特に日米間では、昭和26年に発足した両国政府の共同管理・運営で行われる研究者・大学院学生等の交流計画である「日米教育交流計画」(いわゆるフルブライト計画)により、これまで、両国を合わせて約8,300名の研究者・大学院学生・ジャーナリスト・大学職員等の交流が行われている(平成7年度合計102名)。また、1946年にアメリカでフルブライト法が成立して本年で50周年を迎えることを記念し、8年度には、我が国で「50周年記念アジア地域シンポジウム」が開催された。

また、昭和50年からの「国連婦人の10年」以降、各地域において女性の国際交流が活発になってきている。このため文部省では、地方公共団体が行う「地域国際交流促進事業」や婦人団体の国際交流事業に対して助成している。また、国立婦人教育会館では、「国際交流フォーラム」や、アジア太平洋地域の婦人行政担当官等を対象とする「海外婦人教育情報専門家情報処理研修」、「女性の教育問題担当官セミナー」等の各種の研修を行っている。
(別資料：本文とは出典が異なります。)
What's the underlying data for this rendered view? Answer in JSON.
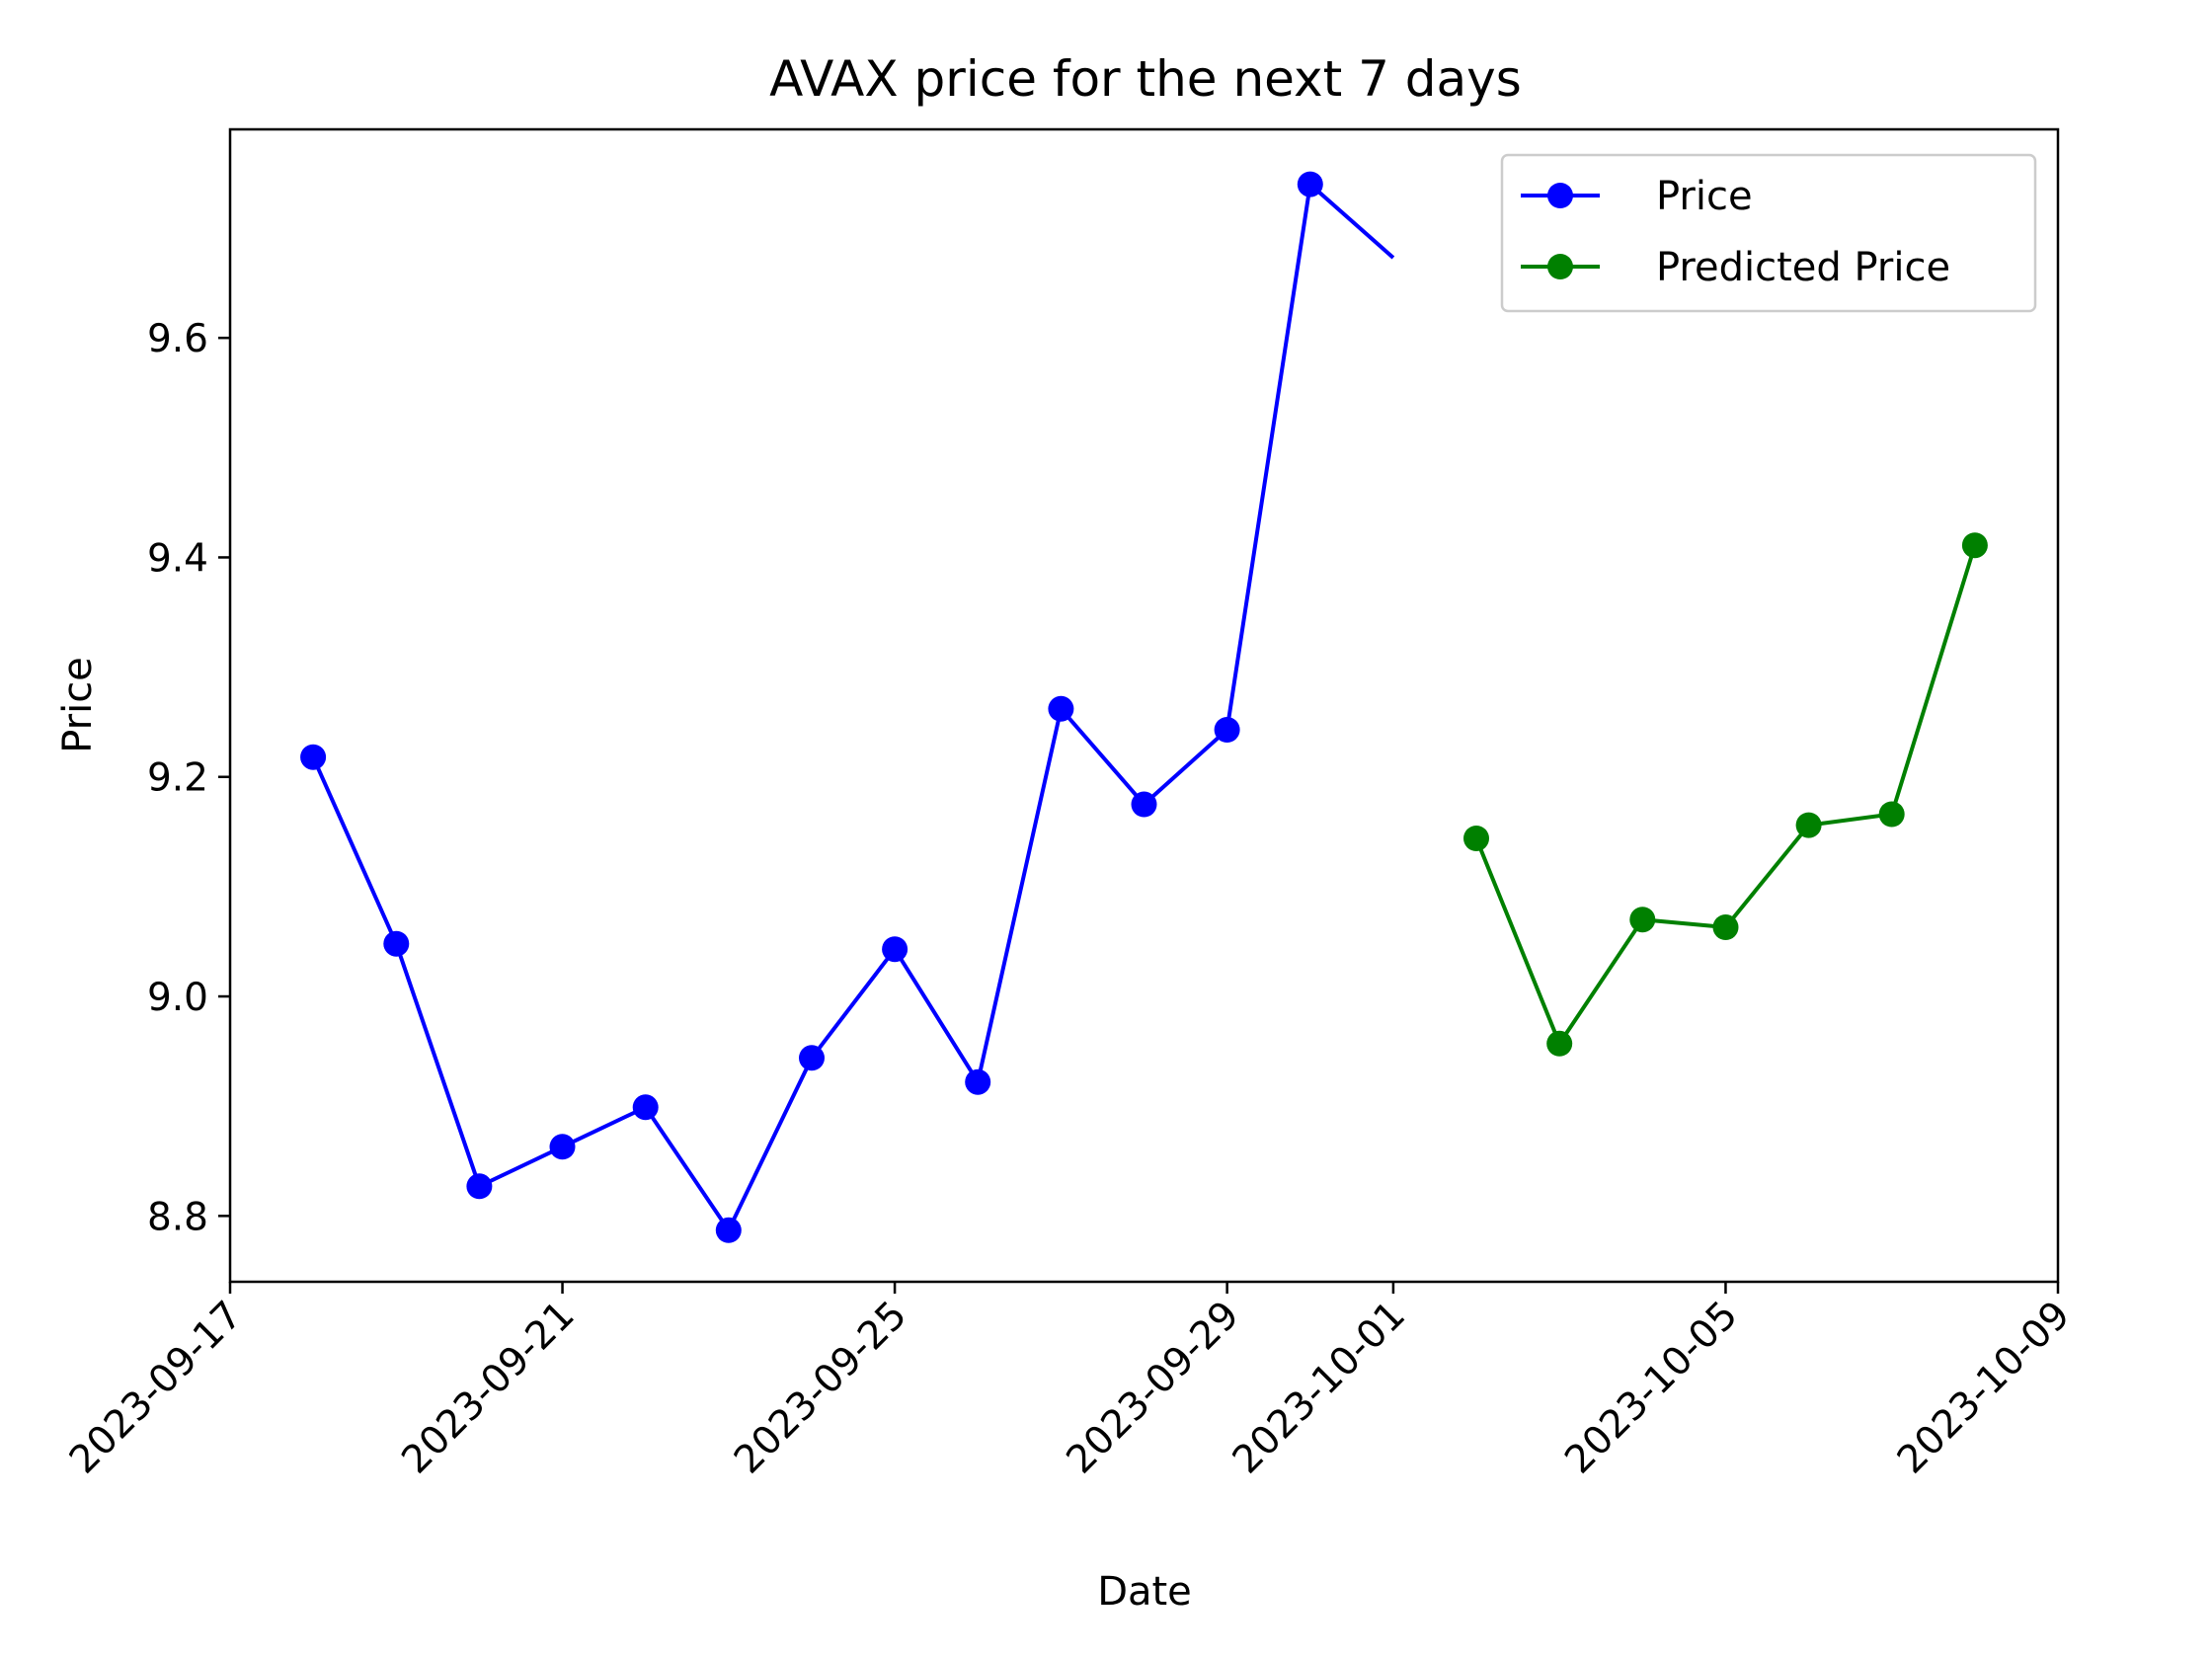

これらのほか、諸外国の教育・学術・文化の分野で優れた業績を持ち、かつ指導的な地位にある者を我が国に招待し、我が国の関係者との意見交換、講演等を行う事業や、我が国の社会教育の指導者を海外に派遣して各国の社会教育関係者等との意見交換を行う事業等を実施している。


(2) 青少年交流
(ア) 青少年の国際交流活動

世界各国の青年を日本に招聘する外務省の「青年日本研修」や、総務庁の「世界青年の船」等、国際協力事業団(jica)の「21世紀のための友情計画」のほか、全国各地で、各都道府県・市町村や社会教育関係団体、民間団体が積極的に青少年の国際交流を実施している。

文部省では、(社)中央青少年団体連絡協議会、(財)世界青少年交流協会、(財)ボーイスカウト日本連盟、(社)日本青年奉仕協会等が実施する青少年の国際交流事業に対して助成しており、これらの国際交流事業により、合計1,762人を派遣し、475人を受け入れている(平成7年度)。
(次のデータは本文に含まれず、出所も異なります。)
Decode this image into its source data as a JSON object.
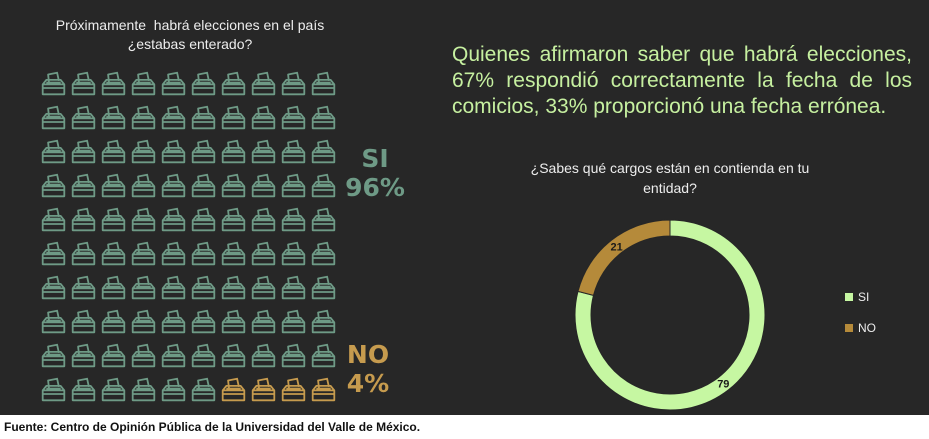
{
  "question1": {
    "line1": "Próximamente  habrá elecciones en el país",
    "line2": "¿estabas enterado?"
  },
  "pictogram": {
    "total_icons": 100,
    "yes_icons": 96,
    "no_icons": 4,
    "icon": "ballot-box-icon",
    "yes_color": "#6e9a86",
    "no_color": "#c69b4e"
  },
  "si_block": {
    "label": "SI",
    "value": "96%",
    "color": "#6e9a86"
  },
  "no_block": {
    "label": "NO",
    "value": "4%",
    "color": "#c69b4e"
  },
  "statement": "Quienes afirmaron saber que habrá elecciones, 67% respondió correctamente la fecha de los comicios, 33% proporcionó una fecha errónea.",
  "question2": {
    "line1": "¿Sabes qué cargos están en contienda en tu",
    "line2": "entidad?"
  },
  "chart_data": [
    {
      "type": "pictogram",
      "categories": [
        "SI",
        "NO"
      ],
      "values": [
        96,
        4
      ],
      "unit": "%",
      "colors": [
        "#6e9a86",
        "#c69b4e"
      ]
    },
    {
      "type": "pie",
      "variant": "donut",
      "categories": [
        "SI",
        "NO"
      ],
      "values": [
        79,
        21
      ],
      "colors": [
        "#c6f7a2",
        "#b58a3a"
      ],
      "data_labels": [
        "79",
        "21"
      ],
      "legend": "right"
    }
  ],
  "legend": [
    {
      "label": "SI",
      "color": "#c6f7a2"
    },
    {
      "label": "NO",
      "color": "#b58a3a"
    }
  ],
  "footer": "Fuente: Centro de Opinión Pública de la Universidad del Valle de México."
}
また、国立オリンピック記念青少年総合センターを中核とした国立青少年教育施設においても、「アジア地域青少年(教育)施設指導者研修」や「アジア青年のつどい」など、種々の国際交流事業を実施している。


(イ) 海外への修学旅行

平成6年度に海外修学旅行を行った高等学校は、374校(公立113校、私立261校)で、参加生徒数は9万5,010人であり、4年度調査と比して約30%増加している。主な行き先は、韓国154校、中国87校等となっている。

海外への修学旅行は、外国人との交流の機会や外国の文物に接する機会を得、国際理解を深めるなど意義のあることであるが、実施に当たっては、安全確保等に万全を期する必要がある。このため、各学校においては、外務省を通して必要な情報を入手したり、事前の調査を十分行い、実施している。